Legraw, whose investment designs are based on seven- to 10-year time frames, conceded that while GMO’s nonpareils have warned investors away from expensive American pedigrees, U.S. equities have generally outperformed the rest of the world within the late several months.
Both the S&P 500 and the Dow Jones Industrial Average hit new all-time great Friday as a swell in technology stocks and moderating trade war fears ushered lay ins higher.
Popular growth-heavy stocks such as chipmaker Advanced Micro Utensils and e-commerce giant Amazon have soared past the traditional forebear indexes with gains of 203 percent and 64 percent, each to each.
But the obsession with U.S. growth stocks leaves behind far better great amounts overseas, LeGraw said.
“Even if you think growth is going to be top in the future, you have to pay a massive premium to invest in U.S. stocks today,” she disclosed. “So we think you’re much better off buying emerging market stocks at a primitively 50 percent discount to the U.S. equity market and capturing a huge line of safety.”

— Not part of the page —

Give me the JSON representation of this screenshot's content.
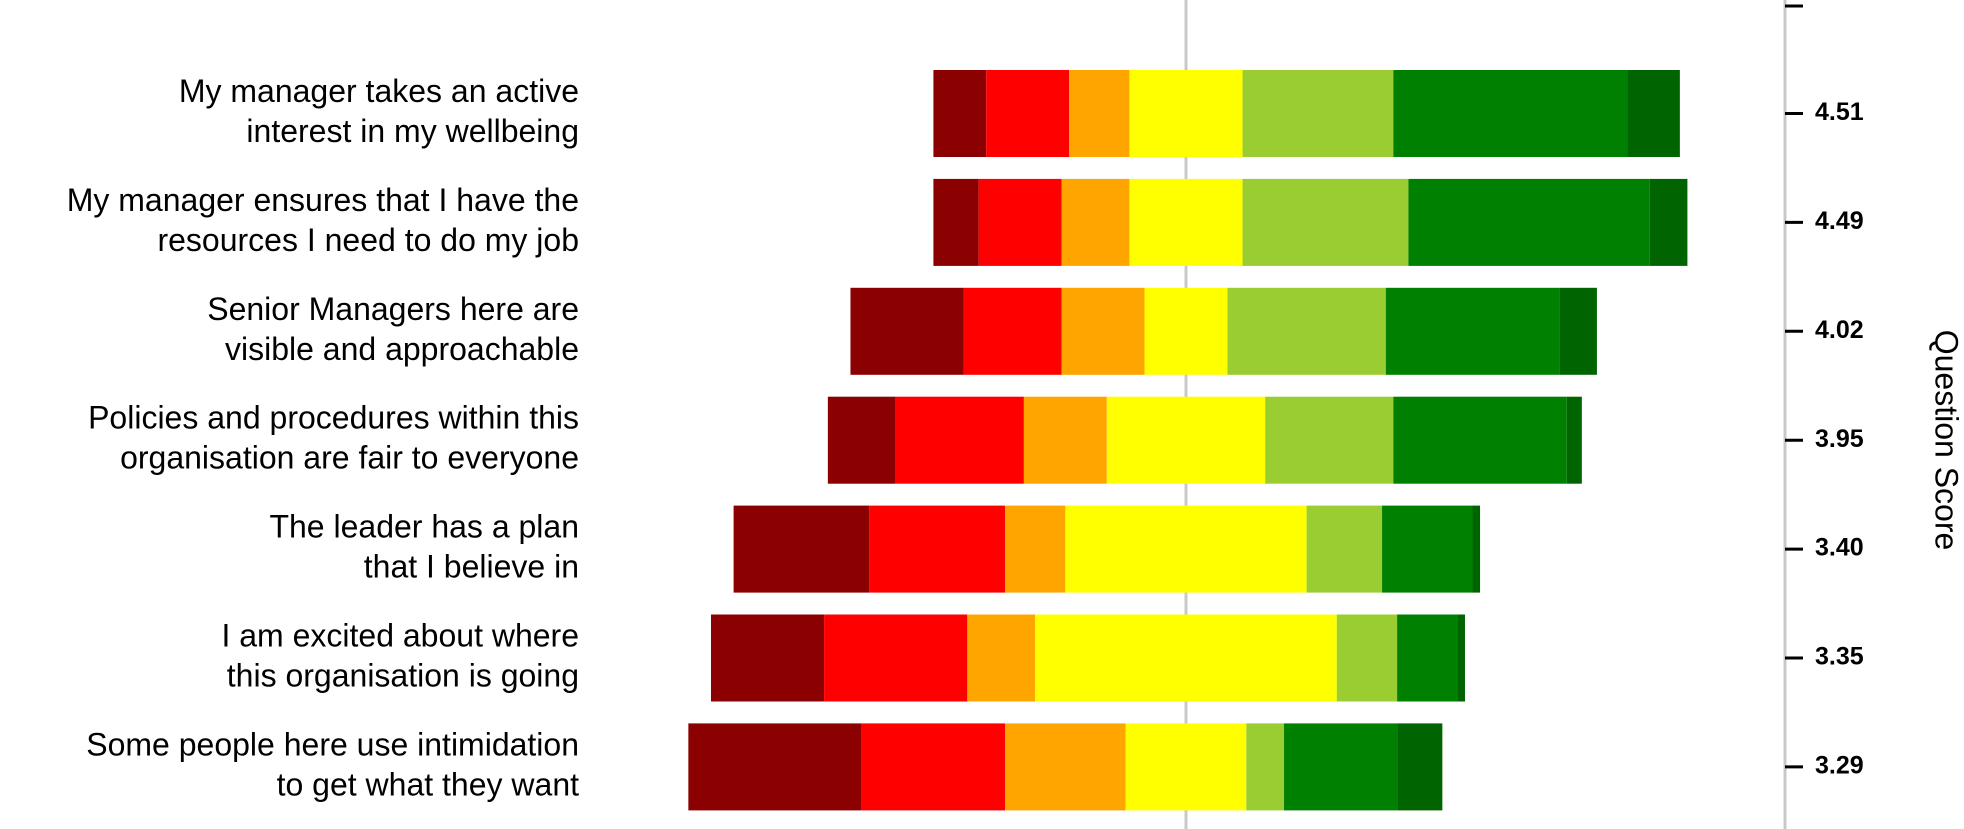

The December 2019 price-to-earnings ratio of the iShares MSCI Emerging Hawks exchange-traded fund on a forward-looking basis is 10.8 as of Sept. 21, the S&P 500’s relationship hovers at 16.5. The tech-heavy Nasdaq Composite’s December 2019 correspondence sits at 21.2.
LeGraw is a member of GMO’s Asset Allocation team. Prior to touch GMO in 2013, she worked as a director at BlackRock. Previously, Ms. LeGraw was an analyst at Transport, Stearns & Co and she is a CFA charterholder.
As of March 2018, GMO had $71 billion in assets under the control of management.
See here for the full CNBC PRO report and interview video.